Wegen des laufenden Verfahrens will sich die Sandoz im Moment nicht weiter äussern. Sollten jedoch neue Ermittlungsergebnisse vorliegen, will der Pharmakonzern weiter mit den italienischen Behörden zusammenarbeiten.
Der Bestechungs-Skandal
In der Hormon-Affäre sollen Ärzte in Italien von Sandoz-Vertretern bestochen worden sein, damit sie mehr Medikamente verschrieben. Zu den betroffenen Patienten sollen vor allem viele Kinder gehören.
Die Ärzte sollen Kindern viel zu hohe Dosen von Wachstumshormonen oder oder Glycoprotein-Hormone (EPO) verschrieben haben.
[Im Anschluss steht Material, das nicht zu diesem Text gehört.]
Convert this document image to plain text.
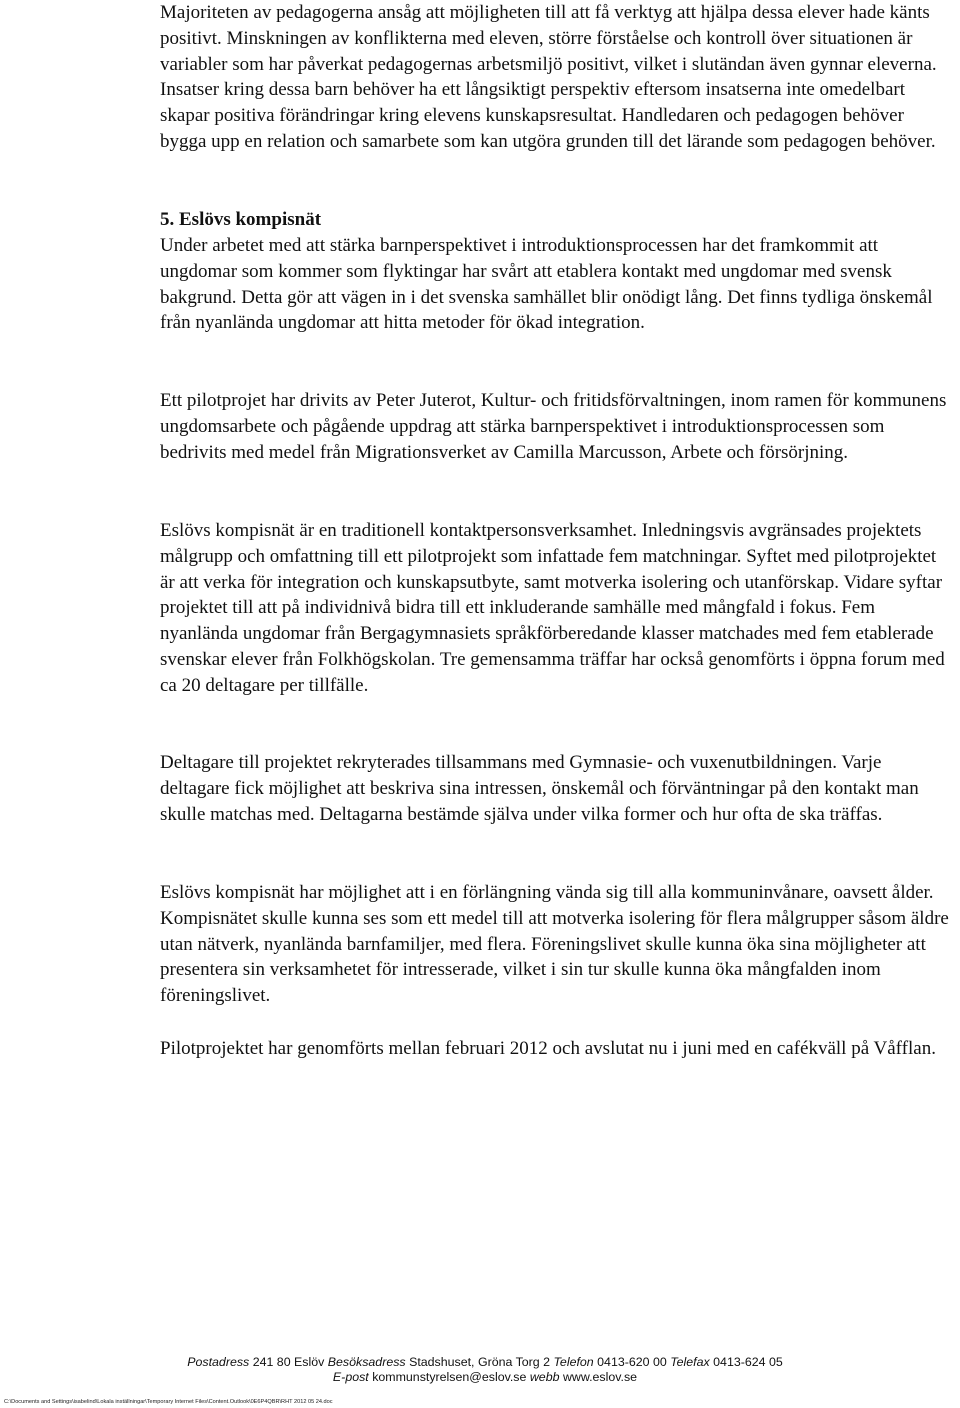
Majoriteten av pedagogerna ansåg att möjligheten till att få verktyg att hjälpa dessa elever hade känts positivt. Minskningen av konflikterna med eleven, större förståelse och kontroll över situationen är variabler som har påverkat pedagogernas arbetsmiljö positivt, vilket i slutändan även gynnar eleverna. Insatser kring dessa barn behöver ha ett långsiktigt perspektiv eftersom insatserna inte omedelbart skapar positiva förändringar kring elevens kunskapsresultat. Handledaren och pedagogen behöver bygga upp en relation och samarbete som kan utgöra grunden till det lärande som pedagogen behöver.

5. Eslövs kompisnät

Under arbetet med att stärka barnperspektivet i introduktionsprocessen har det framkommit att ungdomar som kommer som flyktingar har svårt att etablera kontakt med ungdomar med svensk bakgrund. Detta gör att vägen in i det svenska samhället blir onödigt lång. Det finns tydliga önskemål från nyanlända ungdomar att hitta metoder för ökad integration.

Ett pilotprojet har drivits av Peter Juterot, Kultur- och fritidsförvaltningen, inom ramen för kommunens ungdomsarbete och pågående uppdrag att stärka barnperspektivet i introduktionsprocessen som bedrivits med medel från Migrationsverket av Camilla Marcusson, Arbete och försörjning.

Eslövs kompisnät är en traditionell kontaktpersonsverksamhet. Inledningsvis avgränsades projektets målgrupp och omfattning till ett pilotprojekt som infattade fem matchningar. Syftet med pilotprojektet är att verka för integration och kunskapsutbyte, samt motverka isolering och utanförskap. Vidare syftar projektet till att på individnivå bidra till ett inkluderande samhälle med mångfald i fokus. Fem nyanlända ungdomar från Bergagymnasiets språkförberedande klasser matchades med fem etablerade svenskar elever från Folkhögskolan. Tre gemensamma träffar har också genomförts i öppna forum med ca 20 deltagare per tillfälle.

Deltagare till projektet rekryterades tillsammans med Gymnasie- och vuxenutbildningen. Varje deltagare fick möjlighet att beskriva sina intressen, önskemål och förväntningar på den kontakt man skulle matchas med. Deltagarna bestämde själva under vilka former och hur ofta de ska träffas.

Eslövs kompisnät har möjlighet att i en förlängning vända sig till alla kommuninvånare, oavsett ålder. Kompisnätet skulle kunna ses som ett medel till att motverka isolering för flera målgrupper såsom äldre utan nätverk, nyanlända barnfamiljer, med flera. Föreningslivet skulle kunna öka sina möjligheter att presentera sin verksamhetet för intresserade, vilket i sin tur skulle kunna öka mångfalden inom föreningslivet.

Pilotprojektet har genomförts mellan februari 2012 och avslutat nu i juni med en cafékväll på Våfflan.

Postadress 241 80 Eslöv Besöksadress Stadshuset, Gröna Torg 2 Telefon 0413-620 00 Telefax 0413-624 05
E-post kommunstyrelsen@eslov.se webb www.eslov.se
C:\Documents and Settings\isabelind\Lokala inställningar\Temporary Internet Files\Content.Outlook\0E6P4QBR\RHT 2012 05 24.doc
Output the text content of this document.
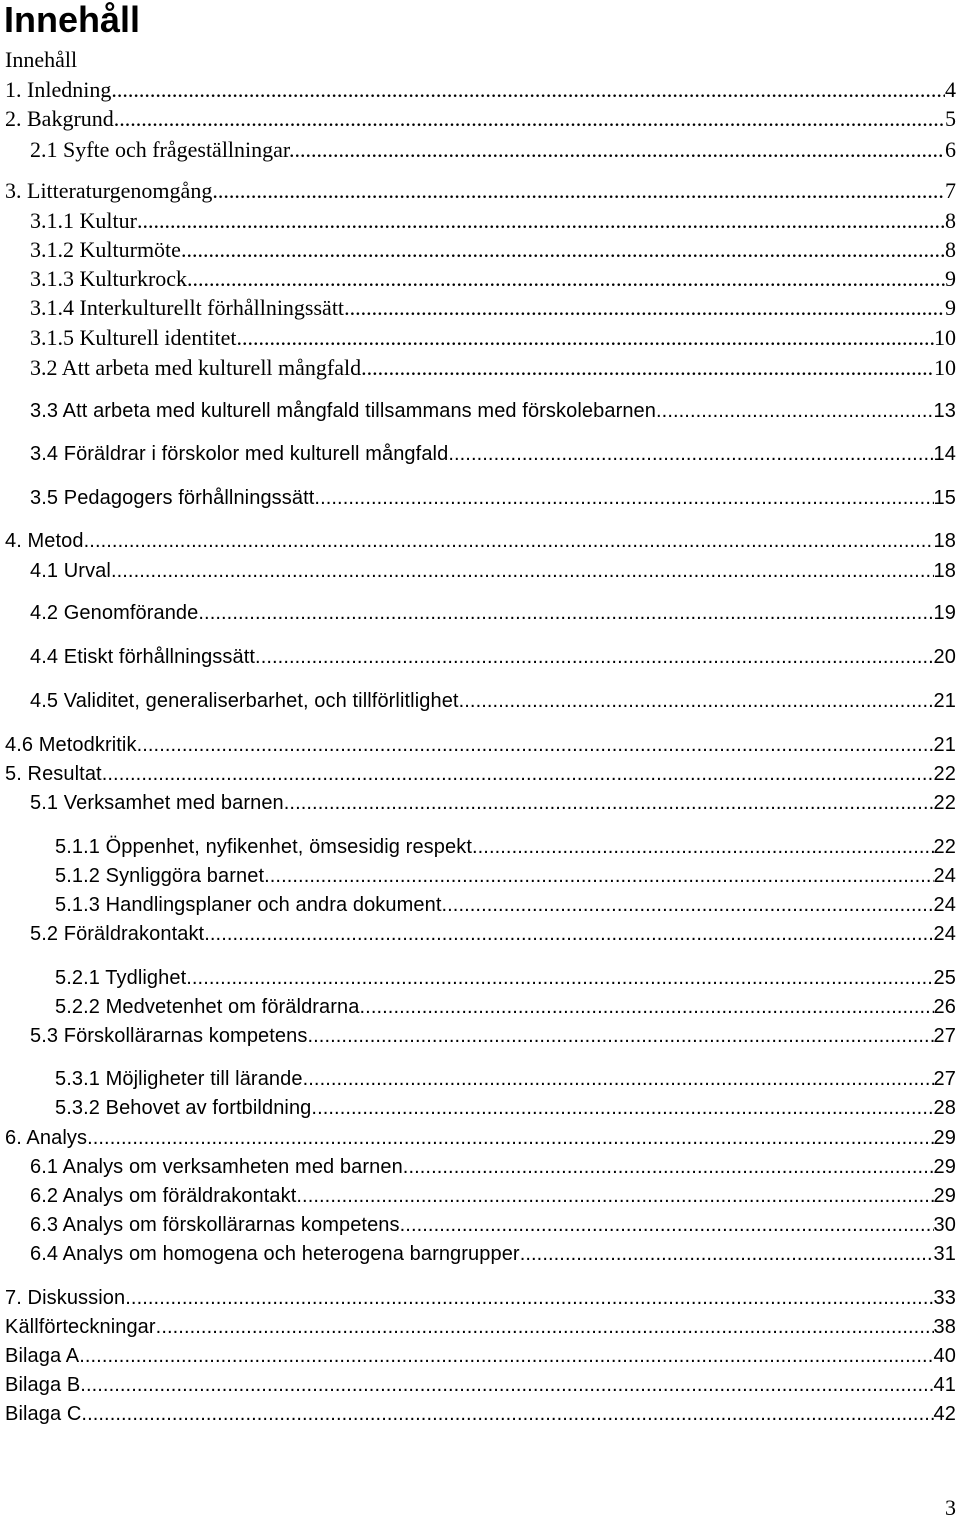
Innehåll
Innehåll
1. Inledning .....	4
2. Bakgrund .....	5
2.1 Syfte och frågeställningar. .....	6
3. Litteraturgenomgång .....	7
3.1.1 Kultur .....	8
3.1.2 Kulturmöte .....	8
3.1.3 Kulturkrock .....	9
3.1.4 Interkulturellt förhållningssätt .....	9
3.1.5 Kulturell identitet .....	10
3.2 Att arbeta med kulturell mångfald .....	10
3.3 Att arbeta med kulturell mångfald tillsammans med förskolebarnen .....	13
3.4 Föräldrar i förskolor med kulturell mångfald .....	14
3.5 Pedagogers förhållningssätt .....	15
4. Metod .....	18
4.1 Urval .....	18
4.2 Genomförande .....	19
4.4 Etiskt förhållningssätt .....	20
4.5 Validitet, generaliserbarhet, och tillförlitlighet .....	21
4.6 Metodkritik .....	21
5. Resultat .....	22
5.1 Verksamhet med barnen .....	22
5.1.1 Öppenhet, nyfikenhet, ömsesidig respekt .....	22
5.1.2 Synliggöra barnet .....	24
5.1.3 Handlingsplaner och andra dokument .....	24
5.2 Föräldrakontakt .....	24
5.2.1 Tydlighet .....	25
5.2.2 Medvetenhet om föräldrarna .....	26
5.3 Förskollärarnas kompetens .....	27
5.3.1 Möjligheter till lärande .....	27
5.3.2 Behovet av fortbildning .....	28
6. Analys .....	29
6.1 Analys om verksamheten med barnen .....	29
6.2 Analys om föräldrakontakt .....	29
6.3 Analys om förskollärarnas kompetens .....	30
6.4 Analys om homogena och heterogena barngrupper .....	31
7. Diskussion .....	33
Källförteckningar .....	38
Bilaga A .....	40
Bilaga B .....	41
Bilaga C .....	42
3
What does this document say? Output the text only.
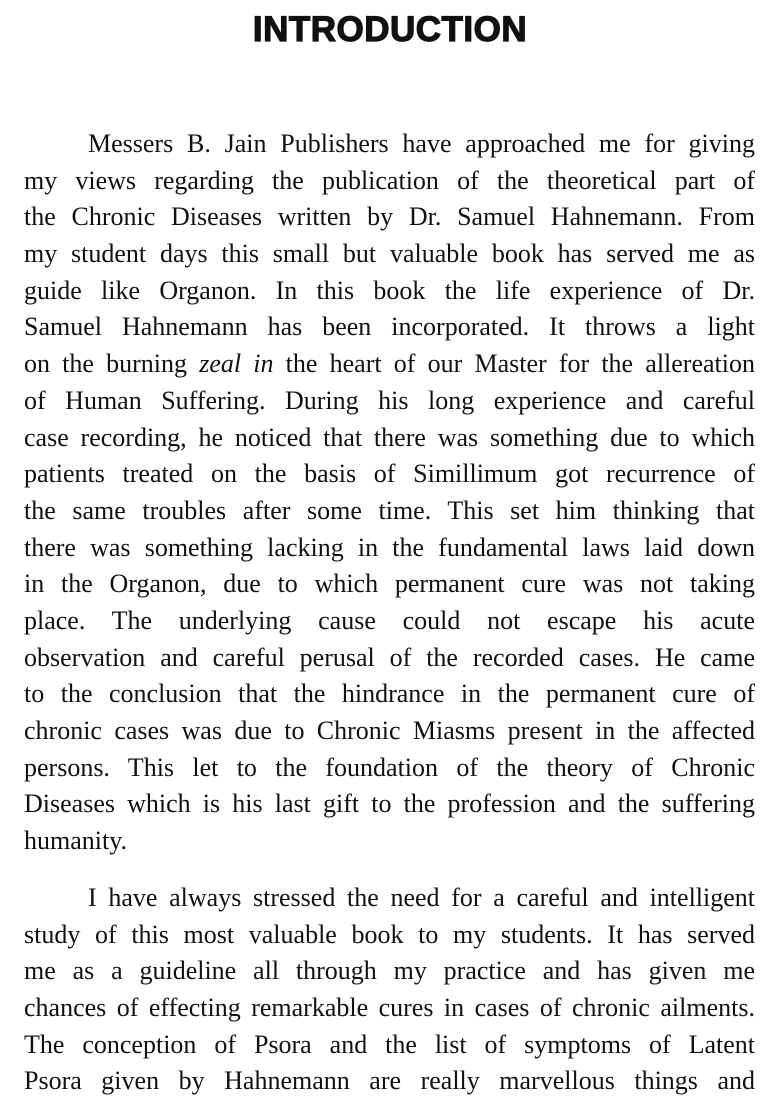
INTRODUCTION
Messers B. Jain Publishers have approached me for giving
my views regarding the publication of the theoretical part of
the Chronic Diseases written by Dr. Samuel Hahnemann. From
my student days this small but valuable book has served me as
guide like Organon. In this book the life experience of Dr.
Samuel Hahnemann has been incorporated. It throws a light
on the burning zeal in the heart of our Master for the allereation
of Human Suffering. During his long experience and careful
case recording, he noticed that there was something due to which
patients treated on the basis of Simillimum got recurrence of
the same troubles after some time. This set him thinking that
there was something lacking in the fundamental laws laid down
in the Organon, due to which permanent cure was not taking
place. The underlying cause could not escape his acute
observation and careful perusal of the recorded cases. He came
to the conclusion that the hindrance in the permanent cure of
chronic cases was due to Chronic Miasms present in the affected
persons. This let to the foundation of the theory of Chronic
Diseases which is his last gift to the profession and the suffering
humanity.
I have always stressed the need for a careful and intelligent
study of this most valuable book to my students. It has served
me as a guideline all through my practice and has given me
chances of effecting remarkable cures in cases of chronic ailments.
The conception of Psora and the list of symptoms of Latent
Psora given by Hahnemann are really marvellous things and
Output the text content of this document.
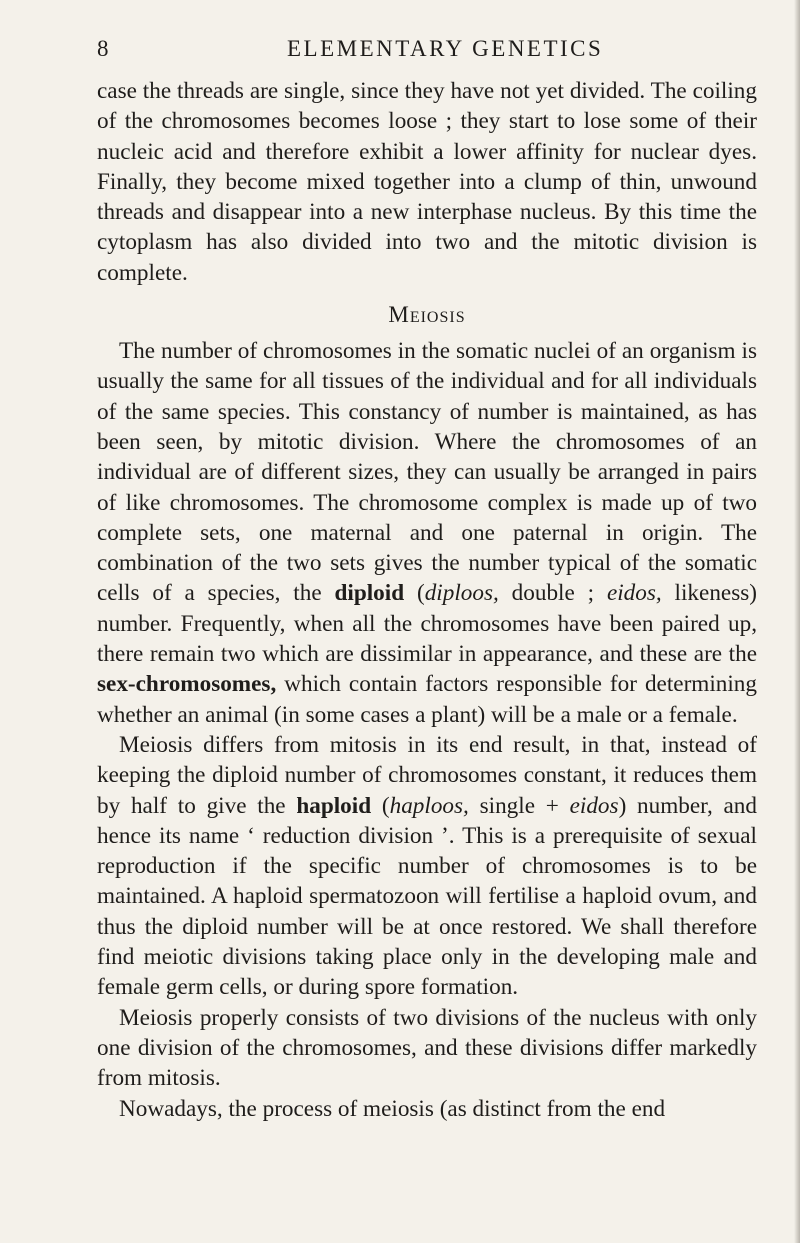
8	ELEMENTARY GENETICS

case the threads are single, since they have not yet divided. The coiling of the chromosomes becomes loose ; they start to lose some of their nucleic acid and therefore exhibit a lower affinity for nuclear dyes. Finally, they become mixed together into a clump of thin, unwound threads and disappear into a new interphase nucleus. By this time the cytoplasm has also divided into two and the mitotic division is complete.

Meiosis

The number of chromosomes in the somatic nuclei of an organism is usually the same for all tissues of the individual and for all individuals of the same species. This constancy of number is maintained, as has been seen, by mitotic division. Where the chromosomes of an individual are of different sizes, they can usually be arranged in pairs of like chromosomes. The chromosome complex is made up of two complete sets, one maternal and one paternal in origin. The combination of the two sets gives the number typical of the somatic cells of a species, the diploid (diploos, double ; eidos, likeness) number. Frequently, when all the chromosomes have been paired up, there remain two which are dissimilar in appearance, and these are the sex-chromosomes, which contain factors responsible for determining whether an animal (in some cases a plant) will be a male or a female.

Meiosis differs from mitosis in its end result, in that, instead of keeping the diploid number of chromosomes constant, it reduces them by half to give the haploid (haploos, single + eidos) number, and hence its name ‘ reduction division ’. This is a prerequisite of sexual reproduction if the specific number of chromosomes is to be maintained. A haploid spermatozoon will fertilise a haploid ovum, and thus the diploid number will be at once restored. We shall therefore find meiotic divisions taking place only in the developing male and female germ cells, or during spore formation.

Meiosis properly consists of two divisions of the nucleus with only one division of the chromosomes, and these divisions differ markedly from mitosis.

Nowadays, the process of meiosis (as distinct from the end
Dies habe die Gesundheitspolizei N.A.S. Carabinieri in Bologna Ende letzter Woche bekannt gegeben, schreibt die Gratiszeitung «20 Minuten» mit Berufung auf den «Corriere della Sera».
Gemäss einer Medienmitteilung der N.A.S hätten zwölf Sandoz-Vertreter ein System aufgebaut, um Ärzte zu «belohnen». Dabei hätten Kinderärzte und Endokrinologen (Fachärzte für Hormon- und Stoffwechselstörungen) nicht nur zu hohe Hormon-Dosen verschrieben, sie hätten auch gezielt neue Patienten gesucht, denen sie die Medikamente verschreiben können.
Sportarzt in Rimini verhaftet
Die 67 angeklagten Ärzte sind in öffentlichen und privaten Kliniken in ganz Italien angestellt. Zu deren Arbeitgeber gehören offenbar auch renommierte Spitäler des Mittelmeerlandes. Die Vorwürfe sind happig: Für jeden zusätzlichen Patienten erhielten die Ärzte u.a. einen «Bonus» von 500 bis 1000 Euro. Mit Hausdurchsuchungen an 77 Orten überprüften die Behörden derzeit, ob die Wachstumshormone oder das EPO den Patienten überhaupt verschrieben werden durften. Klar sei bereits jetzt: Die Dosen, die einige Kinder und Jugendliche erhielten, lagen deutlich über den Empfehlungen.
Alberto Ugazio, Präsident der italienischen Gesellschaft für Kinderheilkunde sagte im «Corriere della Sera», er sei bestürzt über die Vorwürfe. Gleichzeitig kritisiert er grundsätzlich die Behandlung mit Wachstumshormonen, die stark zugenommen habe. «Eigentlich muss nur Kleinwuchs, eine seltene Krankheit, mit Wachstumshormonen behandelt werden», so der Kinderarzt. Dennoch würden die Hormone in grosser Menge eingenommen, weil Amateursportler sie verwenden, um ihre Leistung zu steigern. In Italien dürfen diese Hormone gemäss Ugazio nur auf Rezept verkauft werden.
Eingeleitet wurden die Untersuchungen der Gesundheitspolizei offenbar, nachdem vor mehr als einem Jahr in Rimini ein Sportarzt verhaftet wurde, der diese Hormone Kindern und Jugendlichen verschrieb. Gemäss «La Repubblica» brachten die Eltern ihre Kinder zum Arzt, damit diese hochgesteckte sportliche Leistungen erreichen.